ADMINISTRATION AND FINANCE OF THE EAST INDIA COMPANY 29
commercial accounts till 1813 and when they were separated by the Parliamentary mandate they were hardly made intelligible.
These serious handicaps consequently compel us to leave aside this important phase of our study. Certain detached statements if grouped together may convey to us some idea regarding the pressure of the Revenue. Speaking about the Land Tax alone, Mr. R: C. Dutt, besides whom there is no better authority on the subject, says, “The Land Tax levied by the British Government is not only excessive, but, what is worse, it is fluctuating and uncertain in many provinces. In England, the Land Tax was between one shilling and four shillings in the pound, i.e. between five and twenty percent of the rental, during a hundred years before 1798, when it was made perpetual and redeemable by William Pitt. In Bengal the Land Tax was fixed at over ninety percent of the rental, and in Northern India at over eighty percent of the rental, between
1793 and 1822. It is true that the British Government only followed the precedent of the previous Mohamedan rulers who also claimed an enormous Land Tax. But the difference was this, that what the Mohamedan rulers claimed they could never fully realize : what the British rulers claimed they realized with rigor. The last Mohamedan ruler of Bengal, in the last year of his administration (1764) realized a land revenue of £817,553 : within thirty years the British rulers realized a land revenue of £ 2,680,000 in the same Province. In 1802 the Nawab of Oudh ceded Allahabad and some other rich districts in Northern India to the British Government.
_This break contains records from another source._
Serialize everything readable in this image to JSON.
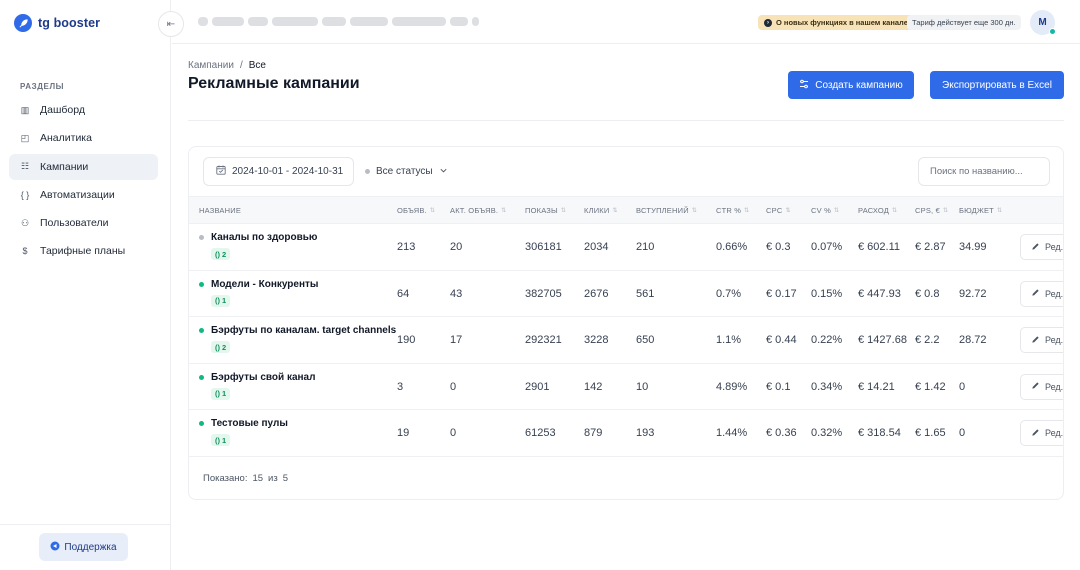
{
  "app": {
    "logo_text": "tg booster",
    "collapse_icon": "⇤"
  },
  "sidebar": {
    "section_label": "РАЗДЕЛЫ",
    "items": [
      {
        "label": "Дашборд",
        "icon": "chart-bars-icon",
        "glyph": "▥",
        "active": false
      },
      {
        "label": "Аналитика",
        "icon": "analytics-icon",
        "glyph": "◰",
        "active": false
      },
      {
        "label": "Кампании",
        "icon": "campaigns-icon",
        "glyph": "☷",
        "active": true
      },
      {
        "label": "Автоматизации",
        "icon": "braces-icon",
        "glyph": "{ }",
        "active": false
      },
      {
        "label": "Пользователи",
        "icon": "users-icon",
        "glyph": "⚇",
        "active": false
      },
      {
        "label": "Тарифные планы",
        "icon": "dollar-icon",
        "glyph": "$",
        "active": false
      }
    ],
    "support_label": "Поддержка"
  },
  "header": {
    "notice": "О новых функциях в нашем канале",
    "tariff": "Тариф действует еще 300 дн.",
    "avatar_initial": "M"
  },
  "breadcrumb": {
    "root": "Кампании",
    "separator": "/",
    "current": "Все"
  },
  "page": {
    "title": "Рекламные кампании",
    "create_button": "Создать кампанию",
    "export_button": "Экспортировать в Excel"
  },
  "filters": {
    "date_range": "2024-10-01 - 2024-10-31",
    "status": "Все статусы",
    "search_placeholder": "Поиск по названию..."
  },
  "table": {
    "columns": [
      "НАЗВАНИЕ",
      "ОБЪЯВ.",
      "АКТ. ОБЪЯВ.",
      "ПОКАЗЫ",
      "КЛИКИ",
      "ВСТУПЛЕНИЙ",
      "CTR %",
      "CPC",
      "CV %",
      "РАСХОД",
      "CPS, €",
      "БЮДЖЕТ"
    ],
    "edit_label": "Ред.",
    "rows": [
      {
        "name": "Каналы по здоровью",
        "status_color": "#b8bcc4",
        "chip": "2",
        "ads": "213",
        "active_ads": "20",
        "impressions": "306181",
        "clicks": "2034",
        "joins": "210",
        "ctr": "0.66%",
        "cpc": "€ 0.3",
        "cv": "0.07%",
        "spend": "€ 602.11",
        "cps": "€ 2.87",
        "budget": "34.99"
      },
      {
        "name": "Модели - Конкуренты",
        "status_color": "#10b981",
        "chip": "1",
        "ads": "64",
        "active_ads": "43",
        "impressions": "382705",
        "clicks": "2676",
        "joins": "561",
        "ctr": "0.7%",
        "cpc": "€ 0.17",
        "cv": "0.15%",
        "spend": "€ 447.93",
        "cps": "€ 0.8",
        "budget": "92.72"
      },
      {
        "name": "Бэрфуты по каналам. target channels",
        "status_color": "#10b981",
        "chip": "2",
        "ads": "190",
        "active_ads": "17",
        "impressions": "292321",
        "clicks": "3228",
        "joins": "650",
        "ctr": "1.1%",
        "cpc": "€ 0.44",
        "cv": "0.22%",
        "spend": "€ 1427.68",
        "cps": "€ 2.2",
        "budget": "28.72"
      },
      {
        "name": "Бэрфуты свой канал",
        "status_color": "#10b981",
        "chip": "1",
        "ads": "3",
        "active_ads": "0",
        "impressions": "2901",
        "clicks": "142",
        "joins": "10",
        "ctr": "4.89%",
        "cpc": "€ 0.1",
        "cv": "0.34%",
        "spend": "€ 14.21",
        "cps": "€ 1.42",
        "budget": "0"
      },
      {
        "name": "Тестовые пулы",
        "status_color": "#10b981",
        "chip": "1",
        "ads": "19",
        "active_ads": "0",
        "impressions": "61253",
        "clicks": "879",
        "joins": "193",
        "ctr": "1.44%",
        "cpc": "€ 0.36",
        "cv": "0.32%",
        "spend": "€ 318.54",
        "cps": "€ 1.65",
        "budget": "0"
      }
    ]
  },
  "pagination": {
    "shown_label": "Показано:",
    "shown": "15",
    "of_label": "из",
    "total": "5"
  },
  "colors": {
    "accent": "#2f6be8",
    "active_status": "#10b981",
    "inactive_status": "#b8bcc4",
    "notice_bg": "#f8e3b8"
  }
}
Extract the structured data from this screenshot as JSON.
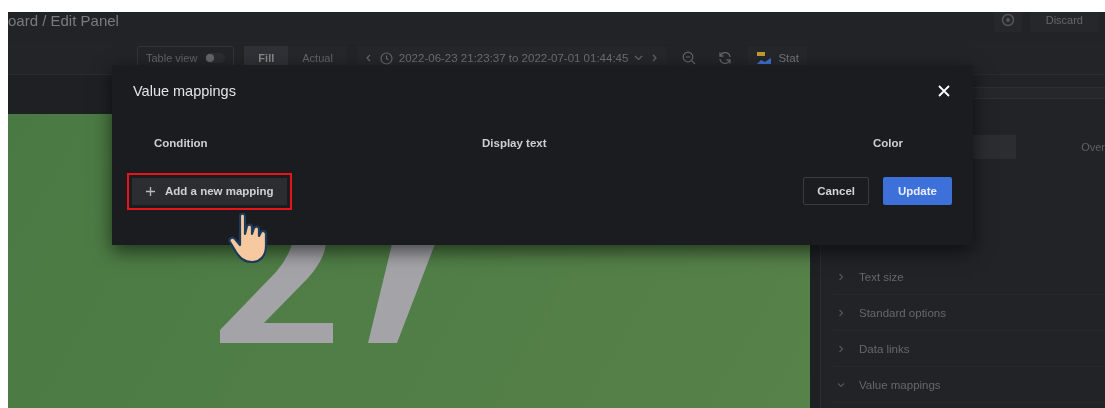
{
  "header": {
    "breadcrumb": "oard / Edit Panel",
    "discard_button": "Discard"
  },
  "toolbar": {
    "table_view": {
      "label": "Table view",
      "on": false
    },
    "size_modes": [
      {
        "label": "Fill",
        "selected": true
      },
      {
        "label": "Actual",
        "selected": false
      }
    ],
    "time_range": "2022-06-23 21:23:37 to 2022-07-01 01:44:45",
    "visualization": "Stat"
  },
  "options": {
    "tabs": [
      {
        "label": "Over",
        "selected": false
      }
    ],
    "sections": [
      {
        "label": "Text size",
        "expanded": false
      },
      {
        "label": "Standard options",
        "expanded": false
      },
      {
        "label": "Data links",
        "expanded": false
      },
      {
        "label": "Value mappings",
        "expanded": true
      }
    ]
  },
  "modal": {
    "title": "Value mappings",
    "columns": [
      "Condition",
      "Display text",
      "Color"
    ],
    "add_button": {
      "label": "Add a new mapping",
      "highlighted": true
    },
    "buttons": [
      {
        "label": "Cancel",
        "kind": "secondary"
      },
      {
        "label": "Update",
        "kind": "primary"
      }
    ]
  }
}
The land revenue which was claimed by the British rulers within three years of the cessation was £ 1,682,306. In Madras, the Land Tax first imposed by the East India Company was one-half the gross produce of the land. In Bombay, the land revenue of the territory conquered from the Marattas in 1817 was 800,000 in the year of the conquest: it was raised to 1,500,000 within a few days of the British rule : and it has been continuously raised since. “No native prince demands the rent which we do,” wrote Bishop Heber in 1826, after travelling all through India, and visiting British and native states. “A Land Tax which now exists in India,” wrote Colonel Briggs in 1830, “professing to absorb the whole of the landlord’s rent, was never known under any government in Europe or Asia.”